In a drought year like this, competition for water is getting fierce. This was in the Police Dispatch section of the local Tucson Weekly:
A dispute involving a man and a neighbor who said he was only trying to help the man with his rainwater-harvesting efforts ended with the neighbor getting bashed on the head with an empty garbage can, according to a Pima County Sheriff's Department report.
Deputies who were called to the scene interviewed the man, who said he collected rainwater runoff from the roof of his trailer in garbage cans. He said the neighbor came over, ostensibly to help him, but overturned one of the cans almost directly on top of him.
The neighbor said he had noticed a mud stain in one of the garbage cans and wanted to help by cleaning the can with a hose, but he accidentally sprayed the man with water.
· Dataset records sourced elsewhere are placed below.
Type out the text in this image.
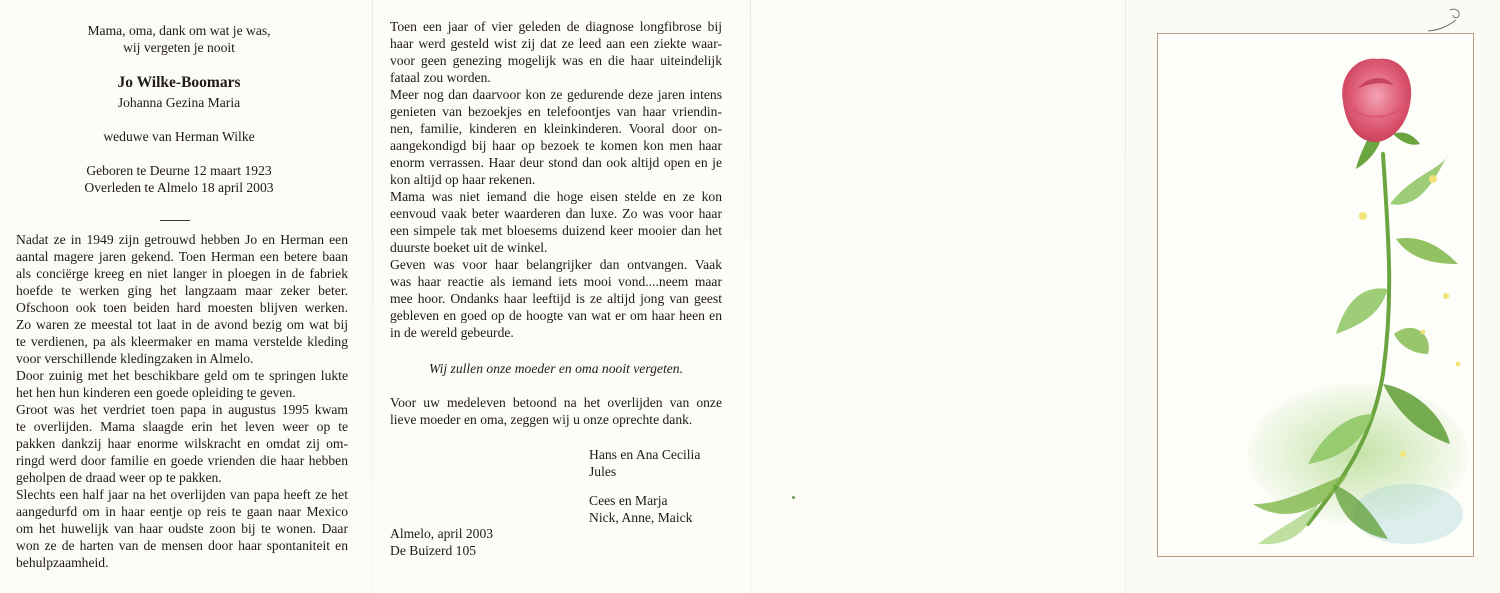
Mama, oma, dank om wat je was,
wij vergeten je nooit
Jo Wilke-Boomars
Johanna Gezina Maria
weduwe van Herman Wilke
Geboren te Deurne 12 maart 1923
Overleden te Almelo 18 april 2003
Nadat ze in 1949 zijn getrouwd hebben Jo en Herman een
aantal magere jaren gekend. Toen Herman een betere baan
als conciërge kreeg en niet langer in ploegen in de fabriek
hoefde te werken ging het langzaam maar zeker beter.
Ofschoon ook toen beiden hard moesten blijven werken.
Zo waren ze meestal tot laat in de avond bezig om wat bij
te verdienen, pa als kleermaker en mama verstelde kleding
voor verschillende kledingzaken in Almelo.
Door zuinig met het beschikbare geld om te springen lukte
het hen hun kinderen een goede opleiding te geven.
Groot was het verdriet toen papa in augustus 1995 kwam
te overlijden. Mama slaagde erin het leven weer op te
pakken dankzij haar enorme wilskracht en omdat zij om-
ringd werd door familie en goede vrienden die haar hebben
geholpen de draad weer op te pakken.
Slechts een half jaar na het overlijden van papa heeft ze het
aangedurfd om in haar eentje op reis te gaan naar Mexico
om het huwelijk van haar oudste zoon bij te wonen. Daar
won ze de harten van de mensen door haar spontaniteit en
behulpzaamheid.
Toen een jaar of vier geleden de diagnose longfibrose bij
haar werd gesteld wist zij dat ze leed aan een ziekte waar-
voor geen genezing mogelijk was en die haar uiteindelijk
fataal zou worden.
Meer nog dan daarvoor kon ze gedurende deze jaren intens
genieten van bezoekjes en telefoontjes van haar vriendin-
nen, familie, kinderen en kleinkinderen. Vooral door on-
aangekondigd bij haar op bezoek te komen kon men haar
enorm verrassen. Haar deur stond dan ook altijd open en je
kon altijd op haar rekenen.
Mama was niet iemand die hoge eisen stelde en ze kon
eenvoud vaak beter waarderen dan luxe. Zo was voor haar
een simpele tak met bloesems duizend keer mooier dan het
duurste boeket uit de winkel.
Geven was voor haar belangrijker dan ontvangen. Vaak
was haar reactie als iemand iets mooi vond....neem maar
mee hoor. Ondanks haar leeftijd is ze altijd jong van geest
gebleven en goed op de hoogte van wat er om haar heen en
in de wereld gebeurde.
Wij zullen onze moeder en oma nooit vergeten.
Voor uw medeleven betoond na het overlijden van onze
lieve moeder en oma, zeggen wij u onze oprechte dank.
Hans en Ana Cecilia
Jules
Cees en Marja
Nick, Anne, Maick
Almelo, april 2003
De Buizerd 105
That's when the man picked up the empty garbage can and struck him, the neighbor said.
After a witness to the incident backed up the neighbor's story, the rainwater-collecting man was taken to jail on suspicion of assault with a garbage can.
Let's try to keep it civil out there people.

Thursday, January 30, 2014

A New(ish) Twist on Conservation Justification

In the West you often hear of cities seeking new water supplies by prodding farms to conserve, thereby freeing up water that can be transferred from ag uses to urban uses.  But this article from Durango, CO discusses efforts in that state to encourage additional urban conservation in order to maintain ag uses.  Colorado has seen fairly aggressive efforts to re-allocate water from ag to urban in recent decades and there has been a lot of concern about the effects this will have on rural communities if irrigated agriculture starts to dry up.

California and New Mexico have also had experience with this and similar concerns.  This concern shot down legislation that would have created a mechanism to finance water transfers in Arizona last year.  So now the farming communities are looking for ways to protect their economies and the farmers that support them.  It's a conversation worth having.